Novel Technique Measures Surface Area of Internal Nasal Valve
HealthDay News — Endoscopic suction-assisted evaluation of the internal nasal valve can measure internal nasal valve area and function, according to a study published online January 14 in JAMA Facial Plastic Surgery.
James C. Marotta, MD, from Marotta Facial Plastic Surgery, and Kyeesha Becoats, MD, from Stony Brooke University – both in Smithtown, NY, examined whether intraoperative endoscopic suction-assisted evaluation of the internal nasal valve is useful for assessing internal nasal valve area and function. Twenty patients undergoing cosmetic and functional septorhinoplasty were enrolled; seven underwent follow-up at three years. The internal nasal valve was photographed endoscopically with and without suction preoperatively, postoperatively, and at three-year follow-up.
The researchers found that there was no difference in the observed static surface area of the internal nasal valve on comparison of preoperative and postoperative values (P = 0.58). Comparing preoperative and immediate postoperative values, there was no difference in the observed surface area of the internal nasal valve under negative pressure (P = 0.97).

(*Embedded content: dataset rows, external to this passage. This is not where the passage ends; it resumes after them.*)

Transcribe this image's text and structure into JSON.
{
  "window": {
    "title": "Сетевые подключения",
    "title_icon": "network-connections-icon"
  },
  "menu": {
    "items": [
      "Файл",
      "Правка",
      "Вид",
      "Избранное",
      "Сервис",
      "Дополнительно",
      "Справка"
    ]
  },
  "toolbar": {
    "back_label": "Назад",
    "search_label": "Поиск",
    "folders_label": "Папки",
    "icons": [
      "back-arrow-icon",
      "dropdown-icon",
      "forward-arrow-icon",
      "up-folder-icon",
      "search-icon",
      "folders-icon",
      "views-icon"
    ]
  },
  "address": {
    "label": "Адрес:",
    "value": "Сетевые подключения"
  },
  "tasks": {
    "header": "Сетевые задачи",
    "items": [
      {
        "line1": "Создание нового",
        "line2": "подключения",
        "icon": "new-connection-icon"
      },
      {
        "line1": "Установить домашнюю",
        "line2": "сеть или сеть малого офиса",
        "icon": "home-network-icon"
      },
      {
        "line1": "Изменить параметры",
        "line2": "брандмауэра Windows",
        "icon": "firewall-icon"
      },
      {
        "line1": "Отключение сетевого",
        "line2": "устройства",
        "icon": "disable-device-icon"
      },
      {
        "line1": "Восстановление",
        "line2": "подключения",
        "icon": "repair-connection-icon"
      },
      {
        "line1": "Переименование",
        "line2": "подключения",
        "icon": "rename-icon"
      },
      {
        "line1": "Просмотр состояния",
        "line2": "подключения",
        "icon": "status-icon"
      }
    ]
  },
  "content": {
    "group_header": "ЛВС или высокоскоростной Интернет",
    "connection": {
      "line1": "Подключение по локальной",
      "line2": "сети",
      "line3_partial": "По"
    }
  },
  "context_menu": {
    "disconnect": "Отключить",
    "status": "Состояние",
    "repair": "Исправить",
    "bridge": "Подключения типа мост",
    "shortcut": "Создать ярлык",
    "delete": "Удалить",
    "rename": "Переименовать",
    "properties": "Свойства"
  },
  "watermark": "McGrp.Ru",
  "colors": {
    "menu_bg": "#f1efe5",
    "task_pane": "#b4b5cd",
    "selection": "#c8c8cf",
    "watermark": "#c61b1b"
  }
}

When exposed to negative sniff pressures, the surface area of the internal nasal valve was increased by 45% during the three-year follow-up (P = 0.03). Under negative pressure, the surface area measured a mean of 47,683 square pixels preoperatively and 85,612 square pixels at the three-year follow-up.
"The study outlines a novel technique for measuring internal nasal valve surface area and compliance preoperatively and postoperatively," the authors write.